NASA is its own worst enemy here. O’Keefe is a brilliant and sincere man, I am sure, dedicated and committed to the future, but so casually and publicly signing the death warrant of the Hubble Space Telescope, dismissing it with a wave of the hand, was a breathtaking act of folly and foolishness. We’re all used to NASA’s media and PR gaffes, but I was stunned that they would just think they could sacrifice Hubble without someone at the back raising a hand and saying “Er, excuse me, but you’ve been telling us for a generation now how wonderful an instrument it is, boasting to us at every opportunity how it’s revolutionised astronomy and how it’s a supreme triumph of engineering and NASA know-how. You can’t just turn it off!”
So casually and publicly signing the death warrant of the Hubble Space Telescope, dismissing it with a wave of the hand, was a breathtaking act of folly and foolishness. |
Unbelievable, just unbelievable. That was treating the public with something close to contempt. It seems a re-think is going on in the aftermath of the public outrage. Let’s hope so. When astronomers have said they want to keep using it, astronauts have said they want to fly up to repair it and the public have said they’ll keep paying for it, abandoning Hubble—at least before its successor is ready—would be quite unbelievably wrong.
I can’t help wondering if, at a time when NASA is declaring proudly what good value for money unmanned spacecraft are, shouting from the hilltops, justifiably, about the success of Cassini and the MERs, the idea of the public and politicians obediently handing over billions of dollars to send people to Mars at some vague point in the future, after scrapping existing spacecraft, abandoning the ISS, and cutting back on other high profile programs, is a bigger fairytale than anything Shrek’s producers could come up with.

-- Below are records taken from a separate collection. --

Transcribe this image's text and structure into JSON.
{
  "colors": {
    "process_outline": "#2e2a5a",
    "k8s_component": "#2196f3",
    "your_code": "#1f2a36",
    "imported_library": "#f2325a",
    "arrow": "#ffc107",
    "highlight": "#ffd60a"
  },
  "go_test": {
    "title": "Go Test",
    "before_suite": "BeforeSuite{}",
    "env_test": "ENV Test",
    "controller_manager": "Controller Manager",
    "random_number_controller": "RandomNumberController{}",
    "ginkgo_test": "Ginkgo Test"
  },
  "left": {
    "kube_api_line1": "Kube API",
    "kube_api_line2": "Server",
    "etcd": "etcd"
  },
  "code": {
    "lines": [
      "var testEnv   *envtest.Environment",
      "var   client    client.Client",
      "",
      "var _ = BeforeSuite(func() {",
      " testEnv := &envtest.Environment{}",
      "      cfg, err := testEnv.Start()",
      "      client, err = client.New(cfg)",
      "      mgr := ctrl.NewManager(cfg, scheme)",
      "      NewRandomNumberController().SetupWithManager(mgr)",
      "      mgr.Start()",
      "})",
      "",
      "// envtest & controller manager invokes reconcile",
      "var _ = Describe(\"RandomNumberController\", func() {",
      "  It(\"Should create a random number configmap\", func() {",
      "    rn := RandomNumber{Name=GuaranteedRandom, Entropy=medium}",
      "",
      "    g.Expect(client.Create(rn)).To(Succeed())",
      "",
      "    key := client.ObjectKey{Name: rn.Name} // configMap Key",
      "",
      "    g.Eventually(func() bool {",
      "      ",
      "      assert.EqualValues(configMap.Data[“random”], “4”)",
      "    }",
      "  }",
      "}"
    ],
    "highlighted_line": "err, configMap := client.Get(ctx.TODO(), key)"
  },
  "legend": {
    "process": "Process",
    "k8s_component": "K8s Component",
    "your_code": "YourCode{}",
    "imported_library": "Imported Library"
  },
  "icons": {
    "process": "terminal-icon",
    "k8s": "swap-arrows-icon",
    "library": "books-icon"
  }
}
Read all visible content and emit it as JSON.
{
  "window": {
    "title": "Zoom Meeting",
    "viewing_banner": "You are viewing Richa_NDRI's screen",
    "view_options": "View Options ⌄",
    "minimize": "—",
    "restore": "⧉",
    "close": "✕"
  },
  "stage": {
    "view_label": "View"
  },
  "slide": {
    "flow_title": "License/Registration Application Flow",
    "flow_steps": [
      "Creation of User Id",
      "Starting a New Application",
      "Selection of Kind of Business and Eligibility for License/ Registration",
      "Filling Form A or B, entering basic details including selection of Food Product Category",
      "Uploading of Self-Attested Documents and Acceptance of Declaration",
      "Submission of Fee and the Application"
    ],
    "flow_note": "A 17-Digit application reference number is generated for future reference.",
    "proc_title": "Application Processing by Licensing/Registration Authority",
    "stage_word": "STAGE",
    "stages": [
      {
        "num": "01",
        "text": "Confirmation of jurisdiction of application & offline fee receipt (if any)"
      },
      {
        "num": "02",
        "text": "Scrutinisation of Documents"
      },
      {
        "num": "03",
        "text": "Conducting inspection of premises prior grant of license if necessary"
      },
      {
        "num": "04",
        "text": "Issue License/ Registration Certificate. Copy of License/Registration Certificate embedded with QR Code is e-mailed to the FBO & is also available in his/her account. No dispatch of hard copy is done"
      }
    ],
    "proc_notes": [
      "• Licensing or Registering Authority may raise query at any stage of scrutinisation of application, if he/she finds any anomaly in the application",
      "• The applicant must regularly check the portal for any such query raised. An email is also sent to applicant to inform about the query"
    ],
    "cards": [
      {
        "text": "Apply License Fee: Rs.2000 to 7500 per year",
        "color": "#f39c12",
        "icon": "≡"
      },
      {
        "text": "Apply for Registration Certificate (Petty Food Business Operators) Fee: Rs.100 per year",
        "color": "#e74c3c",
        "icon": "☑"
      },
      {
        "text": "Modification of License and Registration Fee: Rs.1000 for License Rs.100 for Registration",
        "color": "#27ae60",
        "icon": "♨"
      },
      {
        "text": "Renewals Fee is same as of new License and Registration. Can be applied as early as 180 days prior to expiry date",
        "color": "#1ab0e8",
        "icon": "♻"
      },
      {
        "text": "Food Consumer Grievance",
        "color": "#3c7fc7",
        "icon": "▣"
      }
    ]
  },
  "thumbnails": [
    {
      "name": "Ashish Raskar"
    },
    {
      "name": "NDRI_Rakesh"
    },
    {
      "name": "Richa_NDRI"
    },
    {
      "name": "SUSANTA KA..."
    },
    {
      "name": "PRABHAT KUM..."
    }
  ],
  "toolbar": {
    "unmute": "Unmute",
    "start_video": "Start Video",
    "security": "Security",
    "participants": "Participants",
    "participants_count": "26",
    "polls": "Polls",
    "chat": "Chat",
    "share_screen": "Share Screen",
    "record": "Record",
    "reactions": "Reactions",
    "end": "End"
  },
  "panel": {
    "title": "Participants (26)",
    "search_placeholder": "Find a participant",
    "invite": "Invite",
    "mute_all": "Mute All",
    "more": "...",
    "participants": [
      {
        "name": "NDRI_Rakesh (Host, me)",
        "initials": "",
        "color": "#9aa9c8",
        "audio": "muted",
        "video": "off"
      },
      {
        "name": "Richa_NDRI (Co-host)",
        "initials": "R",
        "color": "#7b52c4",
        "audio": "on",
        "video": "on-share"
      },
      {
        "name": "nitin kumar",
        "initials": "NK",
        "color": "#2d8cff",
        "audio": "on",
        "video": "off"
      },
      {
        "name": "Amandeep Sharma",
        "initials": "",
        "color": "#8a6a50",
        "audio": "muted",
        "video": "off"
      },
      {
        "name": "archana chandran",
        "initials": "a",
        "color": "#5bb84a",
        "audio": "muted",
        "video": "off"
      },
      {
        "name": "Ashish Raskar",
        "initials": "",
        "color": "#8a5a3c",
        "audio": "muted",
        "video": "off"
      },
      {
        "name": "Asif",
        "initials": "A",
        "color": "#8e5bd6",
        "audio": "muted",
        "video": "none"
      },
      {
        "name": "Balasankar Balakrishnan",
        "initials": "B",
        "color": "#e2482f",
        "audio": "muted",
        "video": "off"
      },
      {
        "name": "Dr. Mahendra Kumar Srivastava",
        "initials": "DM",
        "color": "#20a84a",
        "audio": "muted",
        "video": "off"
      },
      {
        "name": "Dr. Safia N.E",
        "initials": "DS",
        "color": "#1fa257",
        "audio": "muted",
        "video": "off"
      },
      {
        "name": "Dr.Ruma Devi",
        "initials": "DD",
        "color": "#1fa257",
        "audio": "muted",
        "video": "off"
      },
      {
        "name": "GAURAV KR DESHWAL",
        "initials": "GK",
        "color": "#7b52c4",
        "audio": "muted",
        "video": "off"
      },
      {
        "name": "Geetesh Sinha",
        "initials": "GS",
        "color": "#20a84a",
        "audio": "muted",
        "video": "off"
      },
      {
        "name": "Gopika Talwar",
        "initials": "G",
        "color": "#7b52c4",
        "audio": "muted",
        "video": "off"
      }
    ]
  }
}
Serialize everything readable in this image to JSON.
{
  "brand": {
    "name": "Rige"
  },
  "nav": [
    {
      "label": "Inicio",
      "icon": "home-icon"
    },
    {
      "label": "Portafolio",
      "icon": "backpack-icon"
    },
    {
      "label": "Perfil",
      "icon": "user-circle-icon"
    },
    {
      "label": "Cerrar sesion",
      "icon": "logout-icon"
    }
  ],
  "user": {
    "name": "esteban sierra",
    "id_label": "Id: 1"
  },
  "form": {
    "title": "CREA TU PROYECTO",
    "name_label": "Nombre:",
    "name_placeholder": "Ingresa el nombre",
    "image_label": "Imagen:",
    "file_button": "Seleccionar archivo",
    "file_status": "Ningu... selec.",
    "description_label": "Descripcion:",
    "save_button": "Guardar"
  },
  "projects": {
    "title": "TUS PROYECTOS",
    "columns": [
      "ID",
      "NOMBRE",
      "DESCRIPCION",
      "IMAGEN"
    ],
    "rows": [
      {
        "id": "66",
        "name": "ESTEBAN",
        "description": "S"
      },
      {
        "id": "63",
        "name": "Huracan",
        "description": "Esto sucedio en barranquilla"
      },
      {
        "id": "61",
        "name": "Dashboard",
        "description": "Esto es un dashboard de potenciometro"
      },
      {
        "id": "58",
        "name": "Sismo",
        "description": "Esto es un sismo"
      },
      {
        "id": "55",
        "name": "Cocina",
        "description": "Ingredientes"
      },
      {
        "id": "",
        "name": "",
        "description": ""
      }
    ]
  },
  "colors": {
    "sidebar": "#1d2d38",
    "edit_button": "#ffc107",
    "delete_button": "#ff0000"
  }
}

To talk so casually about abandoning the ISS baffles me. Ever since Zarya was launched—and I remember standing in my garden and watching it flying over my house at dusk soon after, a bright star slicing through the purple twilight—NASA has heralded the ISS as Mankind’s “gateway to the stars”, our beachhead on the shore of the Universe. From the ISS, one day in the future Mankind would expand outwards, but not before we had learned how to make new medicines and materials, studied the Earth and its climate, developed startling new medical technologies and a million other wonders. Abandon it? It must be some use, surely? An astronaut training facility, at the very least. An orbiting, quarantined lab to use when the first Mars samples are returned? There must be something we can do with it after spending all that money on it? Or are we so stupid now that we not only look gift horses in the mouth, but we kick them and break all their teeth too?
If the cost of the Vision for Space Exploration’s success is the loss of Hubble, ISS, and other scientifically useful missions, then maybe we need to look at the figures again. It may just not be worth it. I sound pessimistic, I know, maybe even anti-Bush or anti-NASA. I support the aims of the new Vision, I really do. I want it to succeed. I just can’t shake this feeling that we’re going about this the wrong way. I’m not sure what the right way is, I’m no expert, nor do I claim to be one.